According to the United Nations, there are currently about 258 million people on the move. Of these, 68.5 million are forcibly displaced people – including refugees and asylum seekers – who are forced to flee their homes in search of new ones due to violence, discrimination and war.
The Compact sets out 23 objectives, each focusing on one aspect of migration. Participating states are not expected to implement each action, but to view them as examples of best practices on how to achieve the objectives. It emphasizes state sovereignty as a guiding principle and that it is a state’s sovereign right to control its own borders.
Canada has been actively engaged in the development of theC
GCM. This includes the majority of the almost 200 action items, which reflect Canadian practices and are aligned with the compact’s objectives and commitments.
Following more than a year of negotiations, this is an important milestone and represents the first multilateral framework for the global response to migration.
Hussen said: “Comprehensive national migration systems can help drive innovation, economic growth, and social stability. Our government believes that this Global Compact is not only an effective way to address the challenges that migration can bring, but is also an opportunity for nations to harness the contributions of newcomers and to ensure their successful integration into new countries.”
Chrystia Freeland, Minister of Foreign Affairs, said:
“Canada is proud to adopt this Global Compact. The compact is an important international framework to better manage and address global migration challenges, as well as improve cooperation between countries. It contributes to a rules-based international system, and furthers a global approach to migration, which is based on facts, stands up for human rights and works to eliminate gender-based violence. Canada would especially like to thank Louise Arbour for her leadership and hard work to protect vulnerable populations and migrants all over the world.”

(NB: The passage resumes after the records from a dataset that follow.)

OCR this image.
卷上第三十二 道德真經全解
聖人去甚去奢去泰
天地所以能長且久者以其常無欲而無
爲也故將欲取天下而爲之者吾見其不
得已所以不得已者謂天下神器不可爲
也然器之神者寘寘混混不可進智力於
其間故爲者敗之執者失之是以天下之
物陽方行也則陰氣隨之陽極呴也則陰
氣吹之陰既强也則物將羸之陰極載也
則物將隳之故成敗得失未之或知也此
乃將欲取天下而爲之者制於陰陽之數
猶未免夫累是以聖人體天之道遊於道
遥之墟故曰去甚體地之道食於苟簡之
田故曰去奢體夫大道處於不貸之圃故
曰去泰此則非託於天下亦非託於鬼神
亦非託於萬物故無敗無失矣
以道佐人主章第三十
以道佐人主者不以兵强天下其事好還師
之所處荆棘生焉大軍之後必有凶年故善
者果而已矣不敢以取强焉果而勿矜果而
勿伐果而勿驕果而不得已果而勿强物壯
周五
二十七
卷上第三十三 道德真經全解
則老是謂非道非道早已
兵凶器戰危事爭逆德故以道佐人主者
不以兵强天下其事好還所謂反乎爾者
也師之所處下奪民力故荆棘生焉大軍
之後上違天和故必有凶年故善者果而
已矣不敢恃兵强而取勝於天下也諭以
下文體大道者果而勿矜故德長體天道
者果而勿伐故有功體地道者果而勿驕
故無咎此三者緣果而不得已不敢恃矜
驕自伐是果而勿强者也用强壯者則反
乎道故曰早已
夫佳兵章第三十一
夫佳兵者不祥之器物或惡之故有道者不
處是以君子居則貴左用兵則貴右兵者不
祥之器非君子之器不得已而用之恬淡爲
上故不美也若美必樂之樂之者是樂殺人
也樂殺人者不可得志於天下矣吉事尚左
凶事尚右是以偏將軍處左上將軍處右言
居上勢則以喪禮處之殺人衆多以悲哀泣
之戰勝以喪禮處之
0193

• In September 2016, the UN General Assembly adopted the New York Declaration for Refugees and Migrants. That Declaration launched separate processes to create 2 non-legally binding Global Compacts: the Global Compact for Safe, Orderly, and Regular Migration and the Global Compact on Refugees.
• Canada’s engagement on the GCM has been co-led by Immigration, Refugees and Citizenship Canada and Global Affairs.
• The number of international migrants worldwide has continued to grow and was estimated at 258 million in 2017. This constitutes a 49 percent increase compared to 2000.
The agreement itself contains 23 objectives and commitments, each focusing on a different dimension of migration, from the moment a migrant decides to flee their country due to violence or persecution through to the time they return to their home country.
Trudeau has defended the pact. “Welcoming people through a rigorous immigration system from around the world is what has made Canada strong, and indeed something the world needs more of,’’ Trudeau said.
However, the government has been flooded with form letters from Canadians asking that it delay signing the agreement until a national debate is held. The letters, an example of which was provided to The Canadian Press, claim the UN agreement is attempting to eliminate criticism of the accommodation of migrants and would effectively “label those who complain as racists or haters, thus stifling any freedom of discussion.’’ Conservative Leader Andrew Scheer strongly opposes the agreement.